Ancon sheep
- Conservation status: Extinct (1968)
- Other names: Otter sheep
- Country of origin: United States

Traits
- Weight: Male: 45 lb (20 kg);
- Wool color: White
- Face color: White

Notes
- Dwarf

= Ancon sheep =

Breed of sheep

Ancon sheep (also called "Otter" sheep) were a grouping of domestic sheep with long bodies and very short legs, with the fore-legs being crooked. The term is generally applied to a line of sheep bred from a single affected lamb born in 1791 in Massachusetts, USA. The breed was artificially selected and maintained for its desirable inability to jump over fences. It was allowed to go extinct in 1876 when it was no longer required.

The name "Ancon" has also been applied to other strains of sheep arising from individuals with the same phenotype, such as a Norwegian stock bred from a single individual born in 1919, and a Texan, USA stock bred from a single individual born in 1962. These lineages were also allowed to go extinct after scientists no longer needed them for genetic research.

Excavations in Leicester, UK have also revealed metacarpals, metatarsals and phalanges characteristic of Ancon sheep that date to approximately AD 1500, thereby demonstrating that the phenotype has arisen independently at least four times.

The unique features of ancon sheep are caused by a recessive dwarf mutation, which often results in crippling.
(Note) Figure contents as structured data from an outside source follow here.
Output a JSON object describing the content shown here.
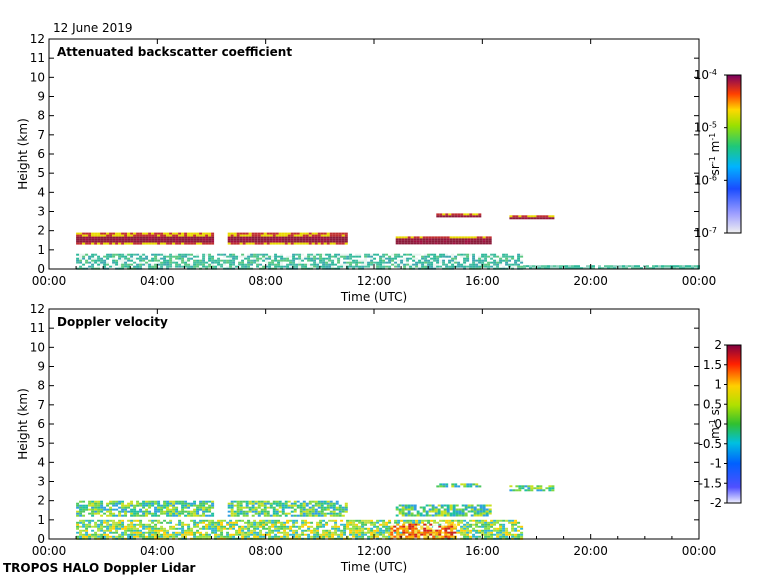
{
  "date_label": "12 June 2019",
  "footer_label": "TROPOS HALO Doppler Lidar",
  "colors": {
    "cloud_core": "#8b1a3a",
    "cloud_edge": "#e8d800",
    "aerosol": "#2fb89a",
    "velocity_green": "#4cc860",
    "velocity_red": "#d22020"
  },
  "chart_data": [
    {
      "type": "heatmap",
      "title": "Attenuated backscatter coefficient",
      "xlabel": "Time (UTC)",
      "ylabel": "Height (km)",
      "x_ticks": [
        "00:00",
        "04:00",
        "08:00",
        "12:00",
        "16:00",
        "20:00",
        "00:00"
      ],
      "y_ticks": [
        "0",
        "1",
        "2",
        "3",
        "4",
        "5",
        "6",
        "7",
        "8",
        "9",
        "10",
        "11",
        "12"
      ],
      "xlim_hours": [
        0,
        24
      ],
      "ylim_km": [
        0,
        12
      ],
      "colorbar": {
        "scale": "log",
        "ticks": [
          "10",
          "10",
          "10",
          "10"
        ],
        "tick_exponents": [
          "-4",
          "-5",
          "-6",
          "-7"
        ],
        "unit_base": [
          "sr",
          "m"
        ],
        "unit_exponents": [
          "-1",
          "-1"
        ],
        "range": [
          1e-07,
          0.0001
        ]
      },
      "features": [
        {
          "kind": "cloud_layer",
          "t_start": 1.0,
          "t_end": 6.0,
          "h_low": 1.3,
          "h_high": 1.9
        },
        {
          "kind": "cloud_layer",
          "t_start": 6.6,
          "t_end": 11.0,
          "h_low": 1.3,
          "h_high": 1.9
        },
        {
          "kind": "cloud_layer",
          "t_start": 12.8,
          "t_end": 16.3,
          "h_low": 1.3,
          "h_high": 1.7
        },
        {
          "kind": "cloud_layer",
          "t_start": 14.3,
          "t_end": 15.9,
          "h_low": 2.7,
          "h_high": 2.9
        },
        {
          "kind": "cloud_layer",
          "t_start": 17.0,
          "t_end": 18.6,
          "h_low": 2.6,
          "h_high": 2.8
        },
        {
          "kind": "boundary_layer",
          "t_start": 1.0,
          "t_end": 17.5,
          "h_low": 0.0,
          "h_high": 0.8
        },
        {
          "kind": "surface_layer",
          "t_start": 17.5,
          "t_end": 24.0,
          "h_low": 0.0,
          "h_high": 0.2
        }
      ]
    },
    {
      "type": "heatmap",
      "title": "Doppler velocity",
      "xlabel": "Time (UTC)",
      "ylabel": "Height (km)",
      "x_ticks": [
        "00:00",
        "04:00",
        "08:00",
        "12:00",
        "16:00",
        "20:00",
        "00:00"
      ],
      "y_ticks": [
        "0",
        "1",
        "2",
        "3",
        "4",
        "5",
        "6",
        "7",
        "8",
        "9",
        "10",
        "11",
        "12"
      ],
      "xlim_hours": [
        0,
        24
      ],
      "ylim_km": [
        0,
        12
      ],
      "colorbar": {
        "scale": "linear",
        "ticks": [
          "2",
          "1.5",
          "1",
          "0.5",
          "0",
          "-0.5",
          "-1",
          "-1.5",
          "-2"
        ],
        "unit_base": [
          "m",
          "s"
        ],
        "unit_exponents": [
          "-1"
        ],
        "range": [
          -2,
          2
        ]
      },
      "features": [
        {
          "kind": "cloud_layer",
          "t_start": 1.0,
          "t_end": 6.0,
          "h_low": 1.2,
          "h_high": 2.0
        },
        {
          "kind": "cloud_layer",
          "t_start": 6.6,
          "t_end": 11.0,
          "h_low": 1.2,
          "h_high": 2.0
        },
        {
          "kind": "cloud_layer",
          "t_start": 12.8,
          "t_end": 16.3,
          "h_low": 1.2,
          "h_high": 1.8
        },
        {
          "kind": "cloud_layer",
          "t_start": 14.3,
          "t_end": 15.9,
          "h_low": 2.7,
          "h_high": 2.9
        },
        {
          "kind": "cloud_layer",
          "t_start": 17.0,
          "t_end": 18.6,
          "h_low": 2.5,
          "h_high": 2.8
        },
        {
          "kind": "boundary_layer",
          "t_start": 1.0,
          "t_end": 17.5,
          "h_low": 0.0,
          "h_high": 1.0
        },
        {
          "kind": "updraft",
          "t_start": 12.6,
          "t_end": 15.0,
          "h_low": 0.0,
          "h_high": 0.8
        }
      ]
    }
  ]
}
The specific effect of the mutation is to cause chondrodystrophy.

==Significance to the history of biology==

Despite the Ancon's small numbers, the sheep's contribution to the history of biology has been substantial. Several chapters in Charles Darwin's On the Origin of Species refer to the Ancon as an example of his argument that offspring inherit independent characteristics from their parents. The notion is perhaps best understood by the claim it denounces: the long-held belief among naturalists and breeders that inherited traits were a "blending" of the traits of each parent. If that were true, the offspring of an Ancon and a common sheep would have a height between those of the parents. Instead, the resulting offspring were either Ancon or common, thus supporting Darwin's contention.
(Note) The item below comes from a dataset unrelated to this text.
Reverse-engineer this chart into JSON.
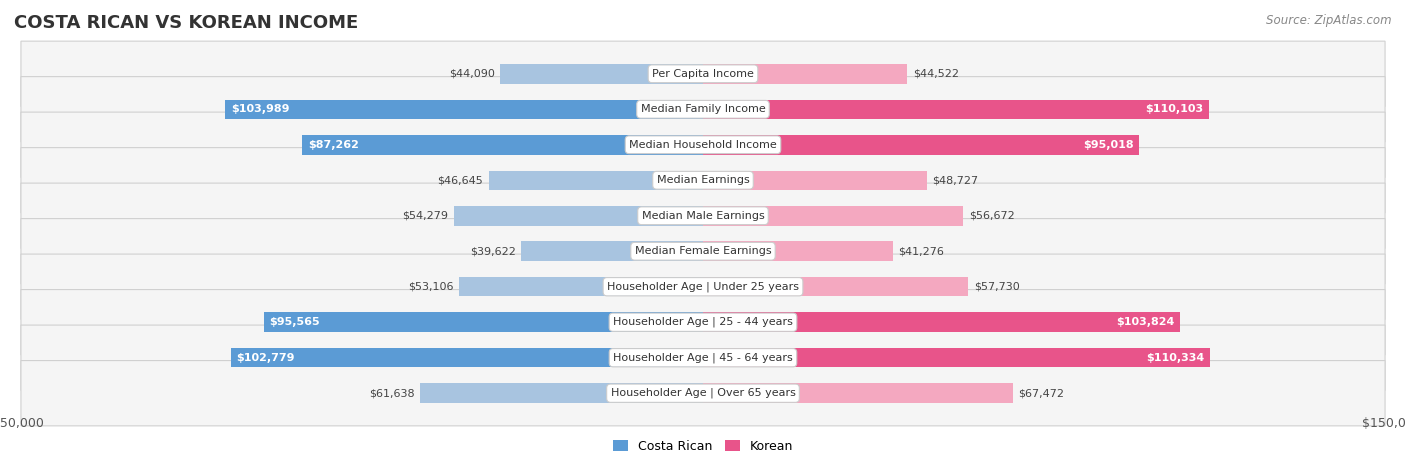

Darwin's review of the Ancon sheep helped lead to the establishment of an early consensus view of the sheep's role in understanding biology. Darwin referred to the Ancon as a "sport", or a new species or breed born suddenly from a prior species (as a form of phylogenetic variation, not to be confused with the "sporting plant" referred to in the study of botany) as opposed to a new species developing gradually over a long period of time through the natural selection of multiple traits.

Darwin believed that this was possible because the Ancon sheep were born and bred in captivity. In his 1868 work The Variation of Animals and Plants Under Domestication, Darwin argued that sudden mutations such as the Ancon are rare to non-existent outside of captivity. In his view, species change through the mutation and natural selection of minor traits which, when added up over time, gradually establish new species. Later scholars supporting Darwin's view also pointed out that the Ancon sheep had essentially a single trait - their short legs - which also made rapid mutation unusually likely, since other species and breeds are set apart from their progenitors by many traits.